Friday, March 08, 2013

Hacked off at West Ham? (Labour Party GC & Leveson)

Twitter picture from last week's West Ham Labour Party GC when we had Julianne Marriot from Hacked Off as our guest speaker.

Hacked Off is about "campaigning with victims of press abuse to ensure that the Leveson Inquiry leads to a free & fair press, promoting world-class public interest journalism".

Julianne explained they are not just about phone hacking but about press abuse.  She gave a number of examples of the sorry state that is the modern day UK press. For example some of them will still ring the actor Hugh Grant's  90 year old Dad in middle of night, to try and startle him into saying something and they will pretend to be his son (his Dad also has heart condition).

Major newspapers such as the Sunday Express are not even members of the current voluntary Press Complaints Commission. You need to have an independent regulator underpinned by law. The Government want a "Royal Charter" while the victims of dreadful abuse want statutory regulation of press.

One good thing so far about the debate and controversy about the press is that it has so far stopped further media consolidation.  Final criticism of the Tory Government "Royal Charter" is that it would result in a "modest fee" for arbitration when Leveson made it clear that arbitration should be free.

Julianne gave a thought provoking and persuasive presentation.

She is actually a member of West Ham Labour Party and West Ham ward and we had a "discussion" yesterday evening about "Hacked off" and the Libel Reform Bill where I expressed my "concerns" over recent developments. Nuff said.

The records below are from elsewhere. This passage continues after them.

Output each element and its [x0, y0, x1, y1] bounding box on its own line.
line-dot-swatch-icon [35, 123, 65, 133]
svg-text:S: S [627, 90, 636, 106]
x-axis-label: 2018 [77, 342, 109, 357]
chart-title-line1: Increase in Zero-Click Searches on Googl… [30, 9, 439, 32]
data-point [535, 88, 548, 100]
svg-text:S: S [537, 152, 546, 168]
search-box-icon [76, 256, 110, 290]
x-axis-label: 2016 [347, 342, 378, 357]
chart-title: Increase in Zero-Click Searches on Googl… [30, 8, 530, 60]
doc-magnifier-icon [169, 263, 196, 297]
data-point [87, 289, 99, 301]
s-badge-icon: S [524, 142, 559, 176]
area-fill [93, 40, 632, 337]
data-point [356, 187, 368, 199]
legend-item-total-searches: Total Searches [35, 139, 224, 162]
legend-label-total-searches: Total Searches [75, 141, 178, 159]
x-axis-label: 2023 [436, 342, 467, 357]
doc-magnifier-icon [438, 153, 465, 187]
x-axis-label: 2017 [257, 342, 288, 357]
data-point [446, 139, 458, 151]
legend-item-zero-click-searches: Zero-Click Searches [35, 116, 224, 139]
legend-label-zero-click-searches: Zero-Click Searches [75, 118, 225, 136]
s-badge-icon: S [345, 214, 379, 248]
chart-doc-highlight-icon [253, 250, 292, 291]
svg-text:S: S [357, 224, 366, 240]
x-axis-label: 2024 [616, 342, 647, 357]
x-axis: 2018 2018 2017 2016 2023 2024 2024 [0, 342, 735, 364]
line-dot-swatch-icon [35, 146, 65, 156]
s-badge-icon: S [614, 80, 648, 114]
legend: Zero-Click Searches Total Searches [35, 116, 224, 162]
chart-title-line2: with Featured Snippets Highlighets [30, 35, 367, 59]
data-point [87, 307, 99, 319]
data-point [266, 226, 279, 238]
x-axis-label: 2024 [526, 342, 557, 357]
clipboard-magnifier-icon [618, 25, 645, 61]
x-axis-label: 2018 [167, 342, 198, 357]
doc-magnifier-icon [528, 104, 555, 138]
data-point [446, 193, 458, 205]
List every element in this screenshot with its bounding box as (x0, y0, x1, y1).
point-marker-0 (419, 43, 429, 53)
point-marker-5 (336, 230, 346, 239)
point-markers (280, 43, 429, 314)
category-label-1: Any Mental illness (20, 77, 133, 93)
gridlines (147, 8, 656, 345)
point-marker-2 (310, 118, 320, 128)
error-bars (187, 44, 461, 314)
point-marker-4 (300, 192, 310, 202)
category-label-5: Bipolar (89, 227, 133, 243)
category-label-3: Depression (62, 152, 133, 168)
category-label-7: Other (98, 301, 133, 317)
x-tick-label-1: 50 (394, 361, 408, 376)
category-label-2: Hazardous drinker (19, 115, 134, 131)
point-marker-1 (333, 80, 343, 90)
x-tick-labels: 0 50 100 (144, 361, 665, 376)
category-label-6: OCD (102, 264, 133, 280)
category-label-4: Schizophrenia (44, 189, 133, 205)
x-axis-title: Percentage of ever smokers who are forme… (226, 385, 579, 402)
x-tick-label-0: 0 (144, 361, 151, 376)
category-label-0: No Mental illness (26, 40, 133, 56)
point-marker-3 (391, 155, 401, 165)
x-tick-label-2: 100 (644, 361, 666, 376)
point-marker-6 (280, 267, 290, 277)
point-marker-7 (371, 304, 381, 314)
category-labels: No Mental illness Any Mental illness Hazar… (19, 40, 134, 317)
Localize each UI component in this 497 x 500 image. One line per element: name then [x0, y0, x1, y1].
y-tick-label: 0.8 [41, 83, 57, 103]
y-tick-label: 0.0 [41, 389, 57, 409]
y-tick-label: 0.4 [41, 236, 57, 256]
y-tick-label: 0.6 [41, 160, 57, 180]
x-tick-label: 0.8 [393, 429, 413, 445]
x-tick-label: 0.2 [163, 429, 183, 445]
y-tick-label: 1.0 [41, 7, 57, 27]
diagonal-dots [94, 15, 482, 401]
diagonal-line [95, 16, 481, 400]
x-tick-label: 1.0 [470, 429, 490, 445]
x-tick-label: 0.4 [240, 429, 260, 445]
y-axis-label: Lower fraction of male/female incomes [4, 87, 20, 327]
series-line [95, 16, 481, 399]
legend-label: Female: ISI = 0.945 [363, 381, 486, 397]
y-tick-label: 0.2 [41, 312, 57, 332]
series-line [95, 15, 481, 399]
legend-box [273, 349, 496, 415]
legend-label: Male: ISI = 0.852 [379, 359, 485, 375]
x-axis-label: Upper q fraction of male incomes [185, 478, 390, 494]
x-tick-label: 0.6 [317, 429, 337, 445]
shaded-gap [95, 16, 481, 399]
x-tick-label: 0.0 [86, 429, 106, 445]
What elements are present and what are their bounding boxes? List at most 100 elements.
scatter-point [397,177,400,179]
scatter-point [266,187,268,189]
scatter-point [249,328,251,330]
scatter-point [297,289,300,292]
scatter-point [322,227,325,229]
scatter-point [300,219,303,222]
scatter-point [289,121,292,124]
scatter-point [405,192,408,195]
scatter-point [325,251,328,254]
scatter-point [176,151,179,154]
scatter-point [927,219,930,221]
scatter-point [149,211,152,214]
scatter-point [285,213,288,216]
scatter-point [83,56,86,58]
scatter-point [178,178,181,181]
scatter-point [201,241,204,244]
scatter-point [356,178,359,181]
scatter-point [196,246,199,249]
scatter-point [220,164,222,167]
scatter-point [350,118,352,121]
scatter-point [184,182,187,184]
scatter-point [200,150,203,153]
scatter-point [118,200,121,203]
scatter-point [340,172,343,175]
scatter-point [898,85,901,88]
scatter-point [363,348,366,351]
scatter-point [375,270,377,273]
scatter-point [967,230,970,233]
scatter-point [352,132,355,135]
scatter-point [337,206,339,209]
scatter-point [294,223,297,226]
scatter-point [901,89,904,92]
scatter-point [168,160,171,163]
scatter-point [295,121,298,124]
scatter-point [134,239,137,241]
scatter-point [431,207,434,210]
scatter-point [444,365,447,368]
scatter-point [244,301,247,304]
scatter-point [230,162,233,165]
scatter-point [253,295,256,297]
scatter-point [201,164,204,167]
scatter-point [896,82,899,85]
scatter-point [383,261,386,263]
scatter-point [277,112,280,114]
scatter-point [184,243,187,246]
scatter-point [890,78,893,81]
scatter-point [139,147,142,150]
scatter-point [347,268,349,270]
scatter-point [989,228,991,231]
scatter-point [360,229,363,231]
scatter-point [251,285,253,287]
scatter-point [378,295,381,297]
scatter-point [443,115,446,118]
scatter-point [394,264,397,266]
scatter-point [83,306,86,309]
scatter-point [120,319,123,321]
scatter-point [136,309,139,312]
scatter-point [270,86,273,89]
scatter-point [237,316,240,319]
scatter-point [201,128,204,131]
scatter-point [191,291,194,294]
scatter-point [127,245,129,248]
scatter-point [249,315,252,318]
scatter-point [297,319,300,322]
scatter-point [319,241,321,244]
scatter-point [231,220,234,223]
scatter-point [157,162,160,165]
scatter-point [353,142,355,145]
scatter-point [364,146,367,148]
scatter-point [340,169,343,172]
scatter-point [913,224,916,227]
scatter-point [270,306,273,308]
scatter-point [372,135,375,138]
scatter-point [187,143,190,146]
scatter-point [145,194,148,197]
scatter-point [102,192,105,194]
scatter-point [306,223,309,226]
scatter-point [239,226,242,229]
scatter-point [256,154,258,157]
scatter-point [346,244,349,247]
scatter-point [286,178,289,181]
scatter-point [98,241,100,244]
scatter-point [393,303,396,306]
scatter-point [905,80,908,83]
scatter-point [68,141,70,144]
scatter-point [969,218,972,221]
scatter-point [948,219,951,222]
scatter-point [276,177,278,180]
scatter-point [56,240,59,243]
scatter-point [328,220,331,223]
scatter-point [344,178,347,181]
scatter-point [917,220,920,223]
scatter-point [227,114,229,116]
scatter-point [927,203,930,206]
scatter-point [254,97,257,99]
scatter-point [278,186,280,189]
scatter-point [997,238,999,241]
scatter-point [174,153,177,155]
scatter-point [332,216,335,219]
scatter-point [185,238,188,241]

Saturday, February 09, 2013

Soggy West Ham LabourDoorstep

Picture is from this morning's street surgery and doorstep in West Ham Ward, Newham, London. I had a traditional Councillor surgery in Vicarage Lane Community Centre beforehand.

During which I tried to help a constituent who is being forced to move due to the Tory Bedroom tax. S/he is a single parent in a 3 bedroom property with 2 young daughters who are now expected to share a bedroom, so s/he has to uproot them from friends and schools to move to a 2 bedroom.

When the children get older, will be be able to rehouse them in a 3-bedroom? Or will they have to share a bedroom until they leave home? Roll on General Election in 2015.

It began to rain a few minutes before we met up for the doorstep and continued off and on for the rest of the session. There were 4 of West Ham ward Labour Party finest,  Cllr Ron Manley, Secretary John Whitworth, Julieanne Marriot, Adam Tyndall (and of course me).

Things were a bit slow to start with lots of people out but eventually we picked up a new Labour Party member and lots of case work relating to recycling, parking, abandoned vehicles and I was even involved in trying to work out a land title problem between neighbours which was over 40 years old.

Hat tip pic Adam of Julieanne, John and John "on the knocker".